Key to using risk-based screening is a robust algorithm that incorporates the latest understanding on major risk factors for the disease, and that means revising long-held views. The findings also make a strong case for routine genetic testing of women, beginning at relatively early ages, says Esserman, since many highest risk breast cancers begin when women are in their 30s or so. In the study, for example, 30% of women with high-risk genes did not have a family history of breast cancer. “That surprised everybody including us. It goes to show that family history is not a reliable way to determine who should have a genetic test,” says Esserman.

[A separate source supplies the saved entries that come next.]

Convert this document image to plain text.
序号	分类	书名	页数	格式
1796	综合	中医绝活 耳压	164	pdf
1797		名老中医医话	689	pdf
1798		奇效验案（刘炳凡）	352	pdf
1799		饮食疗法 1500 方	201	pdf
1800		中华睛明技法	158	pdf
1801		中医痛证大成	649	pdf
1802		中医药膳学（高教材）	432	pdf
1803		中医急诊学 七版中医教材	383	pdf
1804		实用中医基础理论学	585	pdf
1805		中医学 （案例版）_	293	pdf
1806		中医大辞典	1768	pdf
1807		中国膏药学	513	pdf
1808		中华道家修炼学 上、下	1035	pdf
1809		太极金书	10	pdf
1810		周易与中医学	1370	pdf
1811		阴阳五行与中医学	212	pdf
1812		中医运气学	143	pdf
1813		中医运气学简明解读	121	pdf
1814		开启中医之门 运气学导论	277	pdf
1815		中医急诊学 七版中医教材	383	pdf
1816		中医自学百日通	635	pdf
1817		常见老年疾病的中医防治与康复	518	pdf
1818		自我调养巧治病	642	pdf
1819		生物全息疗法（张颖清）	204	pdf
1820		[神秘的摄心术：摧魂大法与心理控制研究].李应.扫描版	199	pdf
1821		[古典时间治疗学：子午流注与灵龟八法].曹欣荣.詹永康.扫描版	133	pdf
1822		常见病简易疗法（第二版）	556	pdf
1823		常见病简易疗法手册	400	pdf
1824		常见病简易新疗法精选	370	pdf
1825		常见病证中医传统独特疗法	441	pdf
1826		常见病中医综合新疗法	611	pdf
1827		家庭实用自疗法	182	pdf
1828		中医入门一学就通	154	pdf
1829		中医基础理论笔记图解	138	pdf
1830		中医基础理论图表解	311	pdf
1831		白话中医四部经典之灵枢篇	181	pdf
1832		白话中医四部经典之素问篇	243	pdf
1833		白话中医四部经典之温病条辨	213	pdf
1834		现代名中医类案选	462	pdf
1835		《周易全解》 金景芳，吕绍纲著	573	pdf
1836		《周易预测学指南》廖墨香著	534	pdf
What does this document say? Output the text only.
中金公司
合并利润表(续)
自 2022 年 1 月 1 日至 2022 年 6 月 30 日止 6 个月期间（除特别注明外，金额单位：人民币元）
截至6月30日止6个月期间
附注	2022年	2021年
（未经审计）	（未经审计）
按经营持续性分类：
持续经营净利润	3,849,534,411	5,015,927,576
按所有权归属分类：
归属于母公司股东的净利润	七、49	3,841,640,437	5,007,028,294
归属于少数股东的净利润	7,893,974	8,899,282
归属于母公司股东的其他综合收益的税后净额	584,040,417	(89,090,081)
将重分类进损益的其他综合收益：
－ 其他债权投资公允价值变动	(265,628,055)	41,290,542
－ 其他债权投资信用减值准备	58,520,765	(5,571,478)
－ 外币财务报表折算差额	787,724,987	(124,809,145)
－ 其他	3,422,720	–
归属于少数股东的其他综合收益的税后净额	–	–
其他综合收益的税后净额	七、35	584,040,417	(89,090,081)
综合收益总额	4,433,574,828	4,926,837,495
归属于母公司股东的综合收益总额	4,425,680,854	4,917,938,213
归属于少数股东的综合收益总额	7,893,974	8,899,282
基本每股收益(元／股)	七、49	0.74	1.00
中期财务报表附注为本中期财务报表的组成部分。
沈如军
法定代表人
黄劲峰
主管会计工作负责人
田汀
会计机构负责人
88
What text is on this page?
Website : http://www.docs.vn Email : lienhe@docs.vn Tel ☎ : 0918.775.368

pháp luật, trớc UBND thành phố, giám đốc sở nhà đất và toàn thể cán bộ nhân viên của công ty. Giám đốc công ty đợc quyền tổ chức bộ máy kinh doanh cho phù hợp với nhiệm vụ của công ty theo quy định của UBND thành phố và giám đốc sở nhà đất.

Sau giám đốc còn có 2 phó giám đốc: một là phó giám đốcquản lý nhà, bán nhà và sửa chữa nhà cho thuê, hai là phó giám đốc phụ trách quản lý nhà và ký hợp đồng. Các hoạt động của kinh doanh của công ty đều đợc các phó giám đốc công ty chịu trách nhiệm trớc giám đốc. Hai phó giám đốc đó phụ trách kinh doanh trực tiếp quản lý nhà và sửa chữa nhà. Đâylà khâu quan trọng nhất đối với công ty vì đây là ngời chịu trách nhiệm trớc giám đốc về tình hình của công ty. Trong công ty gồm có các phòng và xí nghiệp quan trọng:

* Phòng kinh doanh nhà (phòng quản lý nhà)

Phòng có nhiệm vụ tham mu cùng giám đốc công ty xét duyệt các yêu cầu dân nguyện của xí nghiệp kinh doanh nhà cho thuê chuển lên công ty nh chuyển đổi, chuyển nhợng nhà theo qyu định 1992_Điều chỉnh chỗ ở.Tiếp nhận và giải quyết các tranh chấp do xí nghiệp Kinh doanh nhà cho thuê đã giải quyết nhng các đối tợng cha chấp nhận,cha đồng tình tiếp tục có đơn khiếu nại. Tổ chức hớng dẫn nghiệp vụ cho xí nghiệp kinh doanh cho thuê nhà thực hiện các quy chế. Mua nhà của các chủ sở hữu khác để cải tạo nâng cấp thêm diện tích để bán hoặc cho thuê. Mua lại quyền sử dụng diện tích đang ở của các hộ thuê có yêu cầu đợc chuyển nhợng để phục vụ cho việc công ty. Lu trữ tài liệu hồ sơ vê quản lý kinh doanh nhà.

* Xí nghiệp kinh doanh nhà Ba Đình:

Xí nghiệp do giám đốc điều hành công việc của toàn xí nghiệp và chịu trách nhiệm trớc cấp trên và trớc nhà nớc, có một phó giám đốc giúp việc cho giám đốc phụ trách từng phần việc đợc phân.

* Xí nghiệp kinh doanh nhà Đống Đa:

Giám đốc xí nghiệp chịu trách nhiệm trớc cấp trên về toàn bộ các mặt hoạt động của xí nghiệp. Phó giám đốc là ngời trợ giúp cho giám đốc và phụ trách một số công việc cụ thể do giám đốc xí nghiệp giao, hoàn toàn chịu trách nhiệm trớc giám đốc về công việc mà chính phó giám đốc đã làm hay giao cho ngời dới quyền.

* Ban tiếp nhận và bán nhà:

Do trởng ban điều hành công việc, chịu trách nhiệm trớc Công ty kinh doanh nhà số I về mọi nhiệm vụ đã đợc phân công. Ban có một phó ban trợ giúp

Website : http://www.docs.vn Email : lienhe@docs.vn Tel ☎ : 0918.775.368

The study also showed that women’s expectations and preferences for breast-cancer screening are evolving. WISDOM was conducted during the pandemic, which changed people’s thresholds for screening. “People thought, ‘it would be good to know my risk to figure out whether I should go in [for the screening] or not,’ and I think that helped us,” says Esserman. “People were more reluctant to consider less screening until COVID happened.”
The WISDOM results support other studies in breast cancer that are exploring whether aggressive treatments for very early, low-grade cancers like DCIS are necessary. Earlier this year, the COMET study, led by Dr. Shelley Hwang at Duke University, showed that for some women diagnosed with DCIS, careful monitoring with more frequent mammograms did not lead to any higher risk of developing breast cancer than those who chose to do surgery and radiation to remove the lesions.
The current findings are just the start for WISDOM, which has already enrolled women for the next stage focusing on whether personalized risk-based screening can help to prevent cancer. “I would love to see this country adopt a comprehensive risk-based screening program,” says Esserman, noting that several countries in Europe, including the U.K., France, and the Netherlands, already rely on differing versions of this approach. “It’s pretty thrilling to have these results. More screening isn’t better; smarter screening is.”